In Star Athletica v. Varsity Brands, an employee of this company, which created the majority of the cheerleading uniforms in the nation, traveled to another nation and plagiarized parts of his former employer’s designs. His new business was accused of violating copyright. The designs were examined by the court from two separate angles. Compared to the designs and graphics on the uniforms, their design is more utilitarian, such as the uniform’s cut. The court ruled that the copyright would only protect the design and not the cut of the clothing.

Can a colour be trademarked?

Yes, colour can also be trademarked if it distinguishes the goods of one enterprise from those of another.

Example: Ferrari has red, Tiffinay & co. colour has blue

Can a design be re-registered whose copyright has already expired?

No, a design whose copyright has expired cannot be re-registered.

Why is it important to file for the registration of a design at the earliest?

Due to the first-to-file rule’s applicability, it is crucial to submit a design registration application as soon as possible.
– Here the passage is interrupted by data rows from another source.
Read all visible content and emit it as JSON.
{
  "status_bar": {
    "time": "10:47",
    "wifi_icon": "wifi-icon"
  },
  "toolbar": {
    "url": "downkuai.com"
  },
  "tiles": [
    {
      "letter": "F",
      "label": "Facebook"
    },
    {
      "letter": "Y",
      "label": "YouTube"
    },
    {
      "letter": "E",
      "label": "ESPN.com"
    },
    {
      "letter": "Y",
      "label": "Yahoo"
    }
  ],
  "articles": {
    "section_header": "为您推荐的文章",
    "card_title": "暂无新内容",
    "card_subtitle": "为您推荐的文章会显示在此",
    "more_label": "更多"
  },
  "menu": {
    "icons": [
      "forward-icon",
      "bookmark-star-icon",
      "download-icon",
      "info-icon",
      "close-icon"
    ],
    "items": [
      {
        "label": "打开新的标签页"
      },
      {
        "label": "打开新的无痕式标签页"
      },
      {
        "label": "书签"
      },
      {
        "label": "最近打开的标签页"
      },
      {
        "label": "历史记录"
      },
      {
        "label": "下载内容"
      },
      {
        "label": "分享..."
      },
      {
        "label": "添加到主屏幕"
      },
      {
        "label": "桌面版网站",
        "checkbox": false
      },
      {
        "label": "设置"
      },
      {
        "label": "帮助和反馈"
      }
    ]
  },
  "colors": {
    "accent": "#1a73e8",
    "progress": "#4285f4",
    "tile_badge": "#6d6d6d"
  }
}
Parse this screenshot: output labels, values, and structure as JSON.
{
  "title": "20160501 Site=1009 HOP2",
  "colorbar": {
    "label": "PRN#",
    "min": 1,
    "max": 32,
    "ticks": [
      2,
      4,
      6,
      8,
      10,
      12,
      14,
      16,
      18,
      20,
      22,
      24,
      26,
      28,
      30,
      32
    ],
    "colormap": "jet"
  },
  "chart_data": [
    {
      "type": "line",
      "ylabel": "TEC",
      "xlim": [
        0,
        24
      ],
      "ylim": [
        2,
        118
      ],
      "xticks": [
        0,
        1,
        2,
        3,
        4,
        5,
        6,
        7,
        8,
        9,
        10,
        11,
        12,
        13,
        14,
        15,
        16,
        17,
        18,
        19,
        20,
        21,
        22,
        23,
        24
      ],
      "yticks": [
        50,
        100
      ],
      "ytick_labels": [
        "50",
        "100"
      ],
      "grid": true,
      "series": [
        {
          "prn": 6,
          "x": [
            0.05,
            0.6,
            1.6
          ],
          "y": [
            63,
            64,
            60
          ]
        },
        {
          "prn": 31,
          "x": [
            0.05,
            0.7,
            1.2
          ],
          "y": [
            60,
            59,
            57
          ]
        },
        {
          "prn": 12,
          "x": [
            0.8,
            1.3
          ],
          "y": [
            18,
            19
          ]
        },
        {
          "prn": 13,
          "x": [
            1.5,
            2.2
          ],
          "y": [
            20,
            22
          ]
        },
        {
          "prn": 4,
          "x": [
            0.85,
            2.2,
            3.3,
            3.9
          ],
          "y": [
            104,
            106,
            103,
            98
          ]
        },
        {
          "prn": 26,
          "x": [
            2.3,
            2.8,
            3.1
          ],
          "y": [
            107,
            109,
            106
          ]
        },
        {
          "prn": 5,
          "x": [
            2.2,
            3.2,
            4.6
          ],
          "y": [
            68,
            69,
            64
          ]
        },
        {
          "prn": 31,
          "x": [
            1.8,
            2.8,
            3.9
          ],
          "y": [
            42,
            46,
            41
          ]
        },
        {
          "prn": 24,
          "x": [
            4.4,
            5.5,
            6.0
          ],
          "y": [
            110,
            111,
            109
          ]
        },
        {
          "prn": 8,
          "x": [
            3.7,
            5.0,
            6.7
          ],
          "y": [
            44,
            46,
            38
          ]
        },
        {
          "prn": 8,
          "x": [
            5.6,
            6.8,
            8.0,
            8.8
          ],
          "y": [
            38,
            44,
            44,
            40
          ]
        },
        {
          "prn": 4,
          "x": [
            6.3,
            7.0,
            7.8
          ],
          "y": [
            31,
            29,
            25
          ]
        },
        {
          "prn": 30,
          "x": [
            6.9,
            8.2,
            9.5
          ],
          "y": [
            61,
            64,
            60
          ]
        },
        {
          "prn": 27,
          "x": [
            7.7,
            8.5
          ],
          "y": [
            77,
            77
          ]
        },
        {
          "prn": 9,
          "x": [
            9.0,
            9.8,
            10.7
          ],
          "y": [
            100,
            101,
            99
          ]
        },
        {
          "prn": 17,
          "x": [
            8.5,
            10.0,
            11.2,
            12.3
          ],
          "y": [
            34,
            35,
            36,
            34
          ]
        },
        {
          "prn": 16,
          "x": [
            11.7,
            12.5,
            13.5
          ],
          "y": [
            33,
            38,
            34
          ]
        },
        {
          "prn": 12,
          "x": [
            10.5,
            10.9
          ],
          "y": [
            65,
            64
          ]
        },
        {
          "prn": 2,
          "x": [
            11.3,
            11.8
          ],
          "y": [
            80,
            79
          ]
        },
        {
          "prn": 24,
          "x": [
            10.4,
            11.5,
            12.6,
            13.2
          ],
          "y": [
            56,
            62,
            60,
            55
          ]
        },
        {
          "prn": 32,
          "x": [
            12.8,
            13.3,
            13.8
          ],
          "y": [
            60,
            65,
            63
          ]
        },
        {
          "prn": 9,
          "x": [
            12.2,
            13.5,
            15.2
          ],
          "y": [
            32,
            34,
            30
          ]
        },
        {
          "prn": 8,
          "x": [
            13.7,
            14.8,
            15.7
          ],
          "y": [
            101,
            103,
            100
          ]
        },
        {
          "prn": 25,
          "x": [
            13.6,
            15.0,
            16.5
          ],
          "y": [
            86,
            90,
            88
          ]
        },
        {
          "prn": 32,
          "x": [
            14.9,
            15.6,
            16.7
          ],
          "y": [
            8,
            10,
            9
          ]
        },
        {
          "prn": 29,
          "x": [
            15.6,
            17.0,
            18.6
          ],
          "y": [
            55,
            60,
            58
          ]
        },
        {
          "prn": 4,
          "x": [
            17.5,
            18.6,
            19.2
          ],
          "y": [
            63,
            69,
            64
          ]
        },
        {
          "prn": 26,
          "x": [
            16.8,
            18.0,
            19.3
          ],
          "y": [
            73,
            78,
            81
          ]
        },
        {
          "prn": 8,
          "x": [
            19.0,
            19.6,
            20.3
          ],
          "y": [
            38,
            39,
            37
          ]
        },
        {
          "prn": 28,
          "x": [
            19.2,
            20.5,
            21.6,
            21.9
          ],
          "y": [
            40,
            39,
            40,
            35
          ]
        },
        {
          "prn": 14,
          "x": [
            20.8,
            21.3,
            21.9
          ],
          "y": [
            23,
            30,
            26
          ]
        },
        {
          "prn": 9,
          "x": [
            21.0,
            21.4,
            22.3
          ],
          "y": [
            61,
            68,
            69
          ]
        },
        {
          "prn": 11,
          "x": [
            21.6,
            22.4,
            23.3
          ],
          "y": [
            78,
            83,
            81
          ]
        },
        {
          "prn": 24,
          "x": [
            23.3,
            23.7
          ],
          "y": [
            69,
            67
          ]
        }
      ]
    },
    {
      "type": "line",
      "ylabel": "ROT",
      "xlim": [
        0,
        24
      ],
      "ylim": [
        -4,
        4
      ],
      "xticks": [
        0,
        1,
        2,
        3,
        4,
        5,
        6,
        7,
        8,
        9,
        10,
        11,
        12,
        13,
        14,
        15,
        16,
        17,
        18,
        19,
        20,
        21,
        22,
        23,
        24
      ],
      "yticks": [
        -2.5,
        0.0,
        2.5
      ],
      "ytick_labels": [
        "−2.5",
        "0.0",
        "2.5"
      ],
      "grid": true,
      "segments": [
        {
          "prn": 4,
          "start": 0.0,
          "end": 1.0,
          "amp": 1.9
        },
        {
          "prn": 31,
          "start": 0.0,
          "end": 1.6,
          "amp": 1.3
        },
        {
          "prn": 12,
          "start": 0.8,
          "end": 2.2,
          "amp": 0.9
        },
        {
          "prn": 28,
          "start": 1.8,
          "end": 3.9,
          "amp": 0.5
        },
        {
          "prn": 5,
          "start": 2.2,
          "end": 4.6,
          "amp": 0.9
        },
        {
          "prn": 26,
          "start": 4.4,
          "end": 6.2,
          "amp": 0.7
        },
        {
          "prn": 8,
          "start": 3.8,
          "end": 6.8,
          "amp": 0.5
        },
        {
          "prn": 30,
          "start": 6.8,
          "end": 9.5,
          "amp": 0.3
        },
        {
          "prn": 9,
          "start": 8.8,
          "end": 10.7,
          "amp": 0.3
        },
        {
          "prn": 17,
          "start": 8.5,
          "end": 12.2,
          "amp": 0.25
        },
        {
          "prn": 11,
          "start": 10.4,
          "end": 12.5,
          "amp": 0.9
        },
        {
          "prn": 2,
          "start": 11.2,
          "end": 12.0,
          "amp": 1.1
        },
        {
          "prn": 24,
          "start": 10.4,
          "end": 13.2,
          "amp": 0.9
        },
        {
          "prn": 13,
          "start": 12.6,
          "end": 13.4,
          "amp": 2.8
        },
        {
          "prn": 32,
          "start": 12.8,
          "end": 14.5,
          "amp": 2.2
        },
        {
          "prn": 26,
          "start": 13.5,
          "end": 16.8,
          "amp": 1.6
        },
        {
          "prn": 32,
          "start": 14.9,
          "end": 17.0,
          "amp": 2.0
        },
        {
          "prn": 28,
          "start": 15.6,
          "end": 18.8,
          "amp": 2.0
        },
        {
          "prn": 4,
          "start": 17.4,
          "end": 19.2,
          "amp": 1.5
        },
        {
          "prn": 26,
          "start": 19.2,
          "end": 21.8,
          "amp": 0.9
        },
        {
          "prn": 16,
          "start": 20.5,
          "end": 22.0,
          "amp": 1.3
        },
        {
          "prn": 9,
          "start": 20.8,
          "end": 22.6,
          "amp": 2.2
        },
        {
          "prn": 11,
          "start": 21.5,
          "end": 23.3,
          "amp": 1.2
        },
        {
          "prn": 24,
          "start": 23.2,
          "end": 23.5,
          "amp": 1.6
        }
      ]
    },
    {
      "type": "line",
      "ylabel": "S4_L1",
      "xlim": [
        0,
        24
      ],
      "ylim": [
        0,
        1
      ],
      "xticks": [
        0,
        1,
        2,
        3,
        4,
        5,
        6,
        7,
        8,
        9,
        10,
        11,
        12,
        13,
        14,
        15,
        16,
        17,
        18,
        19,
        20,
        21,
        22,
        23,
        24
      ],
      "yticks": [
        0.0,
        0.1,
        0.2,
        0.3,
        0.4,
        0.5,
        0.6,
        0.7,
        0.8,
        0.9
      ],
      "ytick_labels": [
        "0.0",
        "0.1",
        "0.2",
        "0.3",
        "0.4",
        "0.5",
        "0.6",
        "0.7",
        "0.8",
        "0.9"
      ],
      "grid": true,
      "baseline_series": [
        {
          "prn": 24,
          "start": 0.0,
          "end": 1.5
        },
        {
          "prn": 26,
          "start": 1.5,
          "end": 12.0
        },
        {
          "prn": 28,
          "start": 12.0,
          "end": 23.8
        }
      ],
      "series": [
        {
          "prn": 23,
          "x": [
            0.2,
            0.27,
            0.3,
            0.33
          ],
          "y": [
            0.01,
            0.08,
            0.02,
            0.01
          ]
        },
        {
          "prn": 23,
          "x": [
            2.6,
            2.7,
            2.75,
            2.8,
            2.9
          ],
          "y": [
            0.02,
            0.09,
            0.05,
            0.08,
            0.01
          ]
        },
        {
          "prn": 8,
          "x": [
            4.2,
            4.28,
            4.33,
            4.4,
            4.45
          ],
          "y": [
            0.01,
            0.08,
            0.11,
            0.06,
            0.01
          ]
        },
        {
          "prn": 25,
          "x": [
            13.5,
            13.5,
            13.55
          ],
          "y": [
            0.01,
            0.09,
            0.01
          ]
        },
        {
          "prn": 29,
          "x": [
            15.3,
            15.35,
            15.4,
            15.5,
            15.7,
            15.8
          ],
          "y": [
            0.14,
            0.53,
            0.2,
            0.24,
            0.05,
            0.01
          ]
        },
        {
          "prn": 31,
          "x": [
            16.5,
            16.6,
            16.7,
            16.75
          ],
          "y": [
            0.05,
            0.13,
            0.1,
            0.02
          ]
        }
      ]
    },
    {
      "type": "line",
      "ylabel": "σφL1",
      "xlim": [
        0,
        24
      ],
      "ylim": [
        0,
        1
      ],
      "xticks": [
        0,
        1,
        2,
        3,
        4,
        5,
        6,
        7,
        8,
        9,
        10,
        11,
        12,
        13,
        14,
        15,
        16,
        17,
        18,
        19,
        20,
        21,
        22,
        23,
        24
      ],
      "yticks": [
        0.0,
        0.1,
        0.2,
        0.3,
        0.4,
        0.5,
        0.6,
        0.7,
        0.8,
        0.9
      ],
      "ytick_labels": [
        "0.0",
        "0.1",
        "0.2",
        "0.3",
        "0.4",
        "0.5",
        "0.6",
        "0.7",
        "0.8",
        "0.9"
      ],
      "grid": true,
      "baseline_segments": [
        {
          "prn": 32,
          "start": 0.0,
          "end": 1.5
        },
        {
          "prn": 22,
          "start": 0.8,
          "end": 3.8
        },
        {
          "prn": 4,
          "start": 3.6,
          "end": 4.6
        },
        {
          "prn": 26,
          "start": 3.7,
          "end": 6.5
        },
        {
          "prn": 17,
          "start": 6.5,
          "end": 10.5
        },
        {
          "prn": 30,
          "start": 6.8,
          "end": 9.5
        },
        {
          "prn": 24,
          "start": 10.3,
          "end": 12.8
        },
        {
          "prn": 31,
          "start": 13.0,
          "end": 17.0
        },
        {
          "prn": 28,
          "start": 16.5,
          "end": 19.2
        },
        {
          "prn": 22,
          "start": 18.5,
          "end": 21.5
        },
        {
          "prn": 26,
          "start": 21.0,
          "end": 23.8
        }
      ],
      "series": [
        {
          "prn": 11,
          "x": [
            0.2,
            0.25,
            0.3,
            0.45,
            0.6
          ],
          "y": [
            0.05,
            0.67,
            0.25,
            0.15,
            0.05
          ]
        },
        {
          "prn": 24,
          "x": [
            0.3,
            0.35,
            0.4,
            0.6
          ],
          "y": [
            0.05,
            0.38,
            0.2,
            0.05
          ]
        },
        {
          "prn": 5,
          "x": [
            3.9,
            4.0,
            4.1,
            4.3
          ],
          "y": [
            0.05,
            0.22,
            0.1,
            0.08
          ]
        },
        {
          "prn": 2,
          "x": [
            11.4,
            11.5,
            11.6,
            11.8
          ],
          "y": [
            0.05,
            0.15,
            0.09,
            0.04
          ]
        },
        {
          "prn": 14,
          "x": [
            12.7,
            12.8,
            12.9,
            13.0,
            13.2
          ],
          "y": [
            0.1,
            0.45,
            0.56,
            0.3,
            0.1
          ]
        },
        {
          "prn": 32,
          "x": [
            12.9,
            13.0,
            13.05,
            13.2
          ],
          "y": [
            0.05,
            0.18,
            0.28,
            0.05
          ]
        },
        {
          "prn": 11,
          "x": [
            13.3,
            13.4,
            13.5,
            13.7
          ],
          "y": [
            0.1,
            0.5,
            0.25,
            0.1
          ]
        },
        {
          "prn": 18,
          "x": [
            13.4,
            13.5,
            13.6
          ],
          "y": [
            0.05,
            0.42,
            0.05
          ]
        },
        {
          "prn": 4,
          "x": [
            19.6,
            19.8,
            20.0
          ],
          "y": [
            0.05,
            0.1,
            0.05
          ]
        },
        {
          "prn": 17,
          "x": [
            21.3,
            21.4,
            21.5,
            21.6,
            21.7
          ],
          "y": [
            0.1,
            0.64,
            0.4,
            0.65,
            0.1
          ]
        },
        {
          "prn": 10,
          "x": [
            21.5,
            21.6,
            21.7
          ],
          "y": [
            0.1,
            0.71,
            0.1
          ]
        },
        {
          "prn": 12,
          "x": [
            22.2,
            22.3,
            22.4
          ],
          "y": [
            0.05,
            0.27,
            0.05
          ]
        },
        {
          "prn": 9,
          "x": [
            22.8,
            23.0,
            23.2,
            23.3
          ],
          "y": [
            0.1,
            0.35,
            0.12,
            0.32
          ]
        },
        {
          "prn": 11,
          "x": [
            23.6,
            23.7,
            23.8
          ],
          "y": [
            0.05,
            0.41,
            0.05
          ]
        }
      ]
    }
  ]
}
Accordingly, only the first application will be considered for the design’s registration if two or more applications for the registration of identical or comparable designs are submitted on different dates.

I would like to patent my creation. How can I be sure someone else hasn’t applied for a similar patent?

You must do a patent search utilizing various approaches, such as constructing a key string using Indian patent search, WIPO patent search, US patent search, EPO patent search, and Google patents search, to learn about the prior art relating to your innovation. There are also various databases for professionals, including Derwent by Clarivate Analytics.